La petite Wallonie fait trembler le CETA

DR. Wallonie.be

Attendu à l’occasion du sommet de l’Union Européenne et du Canada, qui se tiendra à Bruxelles le 27 octobre, le Premier ministre canadien, Justin Trudeau, pourrait bien annuler le voyage. À quelques jours du vote par le Parlement européen sur le controversé CETA (accord économique et commercial global entre l’Union Européenne et le Canada), la Wallonie (région de 3,6 millions d’habitants) et la région bruxelloise (1,2 million) font de la résistance.

En juillet dernier, la Commission Européenne décidait que cet accord, en tractation depuis sept ans avec le Canada et sujet à polémique au même titre que le traité de libre-échange transatlantique (TTIP, négocié avec les États-Unis), serait soumis à la consultation des Parlements nationaux des 28 États membres.

Pour la Belgique, cela sous-entend d’abord l’accord des parlements des trois régions (Wallonie, Flandre, et Bruxelles-Capitale) et des deux Communautés (germanophone et française – la Communauté flamande partageant le même parlement avec la Région). Depuis avril, les Parlements wallon, bruxellois, et de la Communauté francophone, à majorité socialiste, écologiste et démocrate-chrétien, tapent du poing sur la table et refusent de donner mandat au gouvernement fédéral. Au Parlement wallon, seul le parti conservateur du Mouvement Réformateur (dont est issu le Premier ministre belge, Charles Michel), soutient l’accord. Du côté flamand (nord), les élus néerlandophones, à majorité libéraux, ont déjà dit oui. Voilà le CETA en sursis, suspendu à la décision de la Wallonie et de Bruxelles, alors que les gouvernements européens sont censés se prononcer le 18 octobre.

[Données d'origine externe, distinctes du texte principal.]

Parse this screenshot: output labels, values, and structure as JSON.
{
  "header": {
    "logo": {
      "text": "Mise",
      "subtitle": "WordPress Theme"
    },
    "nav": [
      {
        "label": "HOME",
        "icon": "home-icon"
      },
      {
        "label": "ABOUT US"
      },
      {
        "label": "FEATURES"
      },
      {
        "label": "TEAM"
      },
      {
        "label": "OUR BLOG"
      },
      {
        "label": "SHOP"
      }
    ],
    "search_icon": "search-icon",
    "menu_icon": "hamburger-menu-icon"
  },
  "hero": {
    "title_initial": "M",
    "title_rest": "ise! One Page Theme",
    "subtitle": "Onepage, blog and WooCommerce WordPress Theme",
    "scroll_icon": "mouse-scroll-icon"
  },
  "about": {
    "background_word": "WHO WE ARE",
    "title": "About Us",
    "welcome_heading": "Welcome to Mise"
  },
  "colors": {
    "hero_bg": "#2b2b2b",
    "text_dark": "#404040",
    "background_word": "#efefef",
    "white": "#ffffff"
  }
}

Le ministre-président de Wallonie, Paul Magnette, rentré plus tôt de son voyage au Japon pour assister à la séance plénière du Parlement wallon ce vendredi 14 octobre, a annoncé qu’il ne donnerait pas les pleins pouvoirs au gouvernement fédéral et que « la Belgique ne signera pas le CETA le 18 octobre ». Il sera reçu par François Hollande dans la foulée, la France soutenant l’accord avec le Canada. Mercredi 12 octobre, déjà, l’assemblée parlementaire de la Fédération de Wallonie-Bruxelles apposait son veto.

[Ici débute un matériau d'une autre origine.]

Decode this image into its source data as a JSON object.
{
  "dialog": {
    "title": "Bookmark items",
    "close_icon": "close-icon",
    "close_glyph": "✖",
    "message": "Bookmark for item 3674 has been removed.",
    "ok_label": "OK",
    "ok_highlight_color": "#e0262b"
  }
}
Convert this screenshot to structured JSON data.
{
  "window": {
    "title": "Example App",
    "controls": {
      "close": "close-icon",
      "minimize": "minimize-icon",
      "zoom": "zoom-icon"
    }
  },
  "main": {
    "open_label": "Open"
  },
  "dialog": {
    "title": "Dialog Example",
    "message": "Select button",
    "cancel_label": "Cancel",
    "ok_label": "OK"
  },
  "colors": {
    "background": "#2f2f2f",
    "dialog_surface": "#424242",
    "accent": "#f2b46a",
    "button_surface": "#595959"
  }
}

Paul MAGNETTE - Ministre-Président de la Wallonie

Paul MAGNETTE - Ministre-Président de la Wallonie

André Antoine (Centre Démocrate Humaniste), président du Parlement wallon déplore « une privatisation de la démocratie. Beaucoup de dispositions posent problème pour la souveraineté nationale ». Parmi les points litigieux : la libéralisation de tous les biens et services qui ne seraient pas explicitement cités dans le Traité, un encadrement insuffisant concernant les transactions financières, des cours de juridiction privées pour régler les conflits commerciaux. Il ajoute : « ce traité touche aux compétences exclusives des régions (dont le commerce extérieur). Notre région n’est pas prise en considération, notamment en matière agricole, concernant la rémunération des agriculteurs et la protection de nos produits locaux. ».

Au Parlement wallon, seul le parti conservateur du Mouvement Réformateur, soutient l’accord. Pour Olivier Destrebecq, député MR au Parlement wallon, le CETA permettrait de booster la croissance européenne et belge, en favorisant les exportations agricoles et le développement des PME. Selon lui, « la position des francophones de Wallonie, et notamment du Parti Socialiste, n’est qu’idéologique et dogmatique. Ils ont peur de se mettre à dos les syndicats et mutualités et de renforcer le Parti du Travail de Belgique ».

« Nous demandons un CETA plus juste. Si le gouvernement n’entend pas nos recommandations et refuse de nouvelles négociations, le mandat lui sera refusé », rétorque André Antoine. Il poursuit : « Nous n’avons pas peur d’être vus comme le vilain petit canard de l’Union Européenne car nous savons pourquoi nous disons non. Notre prise de position ouvrira peut être la porte à d’autres voix contestataires ».

Des critiques concernant certains points du CETA se font notamment entendre en Autriche, en Slovénie, en Hongrie, en Roumanie et en Pologne. Un scénario qui pourrait préfigurer le vote sur le TTIP, encore plus décrié.